Inference similar to the E feature was carried out for the Rm feature. Again, the aging (p = 0.000) and the relationship (p= 0.000) as well as their interaction (p = 0.001) turned out to be statistically significant. As for the aging effect, again, eight and 16 cycles give similar results, and the aging variant 0 differs from them. In the case of Rm values, the homogeneous groups are arranged differently than for E due to the compounds (Table 1).

Figure 3 shows the simultaneous levels of two features (E and Rm) depending on the combination compound × aging. This represents an illustration of the interaction of both factors on the two considered strength characteristics.

Figure 3

Illustration of the Rm and E relationship of aging cycles and chemical compounds. I–IV are sections of graph.

Analyzing the relationship between the chemical compounds, aging cycles, and their influence on the strength parameters (E and Rm), it can be stated that the compounds in the Section III of the graph have a positive effect on these parameters (in the studied period), and the negative ones in the Section II. Variants close to the center can be considered the most neutral in terms of strength changes in relation to the controls without aging process.

Applying the analysis of variants, considering at the same time the average values of the observed properties (E and Rm), it can be concluded that the best strength properties were shown by such compounds with aging cycles as FR 8, MAS 8 and 16, and DAP 16. This is confirmation supporting a positive effect on the strength properties of wood in an aging time context. The worst effects were demonstrated for the variants not subjected to aging, i.e., those protected with MAP, DAP, Bx, BA, and U. Moreover, these compounds, in the variant without aging, showed the most negative impact on the strength properties of wood.

4. Conclusions

Extending the aging process in the case of control and boric acid-protected samples does not significantly change the strength between the eight and 16th cycles.
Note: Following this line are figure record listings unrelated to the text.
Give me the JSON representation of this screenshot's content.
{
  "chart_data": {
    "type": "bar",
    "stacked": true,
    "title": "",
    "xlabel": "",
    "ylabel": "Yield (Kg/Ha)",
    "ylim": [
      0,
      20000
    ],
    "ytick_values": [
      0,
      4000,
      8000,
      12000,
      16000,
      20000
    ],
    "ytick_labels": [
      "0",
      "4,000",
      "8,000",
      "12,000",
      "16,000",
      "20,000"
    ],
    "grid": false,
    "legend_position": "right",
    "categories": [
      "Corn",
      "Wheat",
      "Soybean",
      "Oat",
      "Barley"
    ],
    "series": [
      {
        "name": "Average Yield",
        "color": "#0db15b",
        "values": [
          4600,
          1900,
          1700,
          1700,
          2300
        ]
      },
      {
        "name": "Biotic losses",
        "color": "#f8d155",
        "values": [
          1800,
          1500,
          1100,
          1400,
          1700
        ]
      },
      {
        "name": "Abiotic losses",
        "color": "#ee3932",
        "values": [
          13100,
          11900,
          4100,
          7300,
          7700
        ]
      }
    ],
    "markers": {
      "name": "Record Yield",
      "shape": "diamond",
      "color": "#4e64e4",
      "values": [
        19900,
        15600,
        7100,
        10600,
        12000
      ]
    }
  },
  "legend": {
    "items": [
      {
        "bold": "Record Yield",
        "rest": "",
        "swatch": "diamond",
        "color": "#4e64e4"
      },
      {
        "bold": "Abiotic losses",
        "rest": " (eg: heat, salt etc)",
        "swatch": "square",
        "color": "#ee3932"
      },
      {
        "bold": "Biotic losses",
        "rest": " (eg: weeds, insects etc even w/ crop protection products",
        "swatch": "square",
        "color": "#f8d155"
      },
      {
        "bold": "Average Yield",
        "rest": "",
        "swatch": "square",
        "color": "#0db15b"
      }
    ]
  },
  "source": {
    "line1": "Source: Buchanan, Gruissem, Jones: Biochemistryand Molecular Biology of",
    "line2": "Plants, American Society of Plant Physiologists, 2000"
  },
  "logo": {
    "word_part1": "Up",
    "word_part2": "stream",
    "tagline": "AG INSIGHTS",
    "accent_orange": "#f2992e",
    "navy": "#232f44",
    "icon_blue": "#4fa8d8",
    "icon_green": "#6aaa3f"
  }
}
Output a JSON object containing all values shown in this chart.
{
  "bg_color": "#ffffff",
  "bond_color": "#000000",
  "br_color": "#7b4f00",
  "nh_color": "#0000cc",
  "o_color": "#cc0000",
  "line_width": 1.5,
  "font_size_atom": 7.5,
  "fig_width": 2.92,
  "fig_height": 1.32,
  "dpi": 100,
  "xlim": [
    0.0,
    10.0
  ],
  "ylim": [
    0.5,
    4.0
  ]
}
The greatest changes in strength were shown by FR.

Some of the compounds contained in FR have an antagonistic effect related to the compressive strength of wood. The greatest influence on this phenomenon is probably the content of boric acid and MAP. Due to the lack of detailed data on the chemical composition of the preparation, it is not possible to clearly determine which of these compounds causes the greatest changes. This is indicated by the results obtained during laboratory tests and their statistical analysis. Changes in the compressive strength and Young’s modulus compared to control wood, especially along with the elongation of the aging time, are caused by the chemical nature of individual components. The pH of the solutions of individual components was 321, which is of the greatest importance with regard to the decrease in strength. Acidic FRs can lead to the glucose dehydration process, resulting in cellulose depolymerization and reducing strength of wood fibers.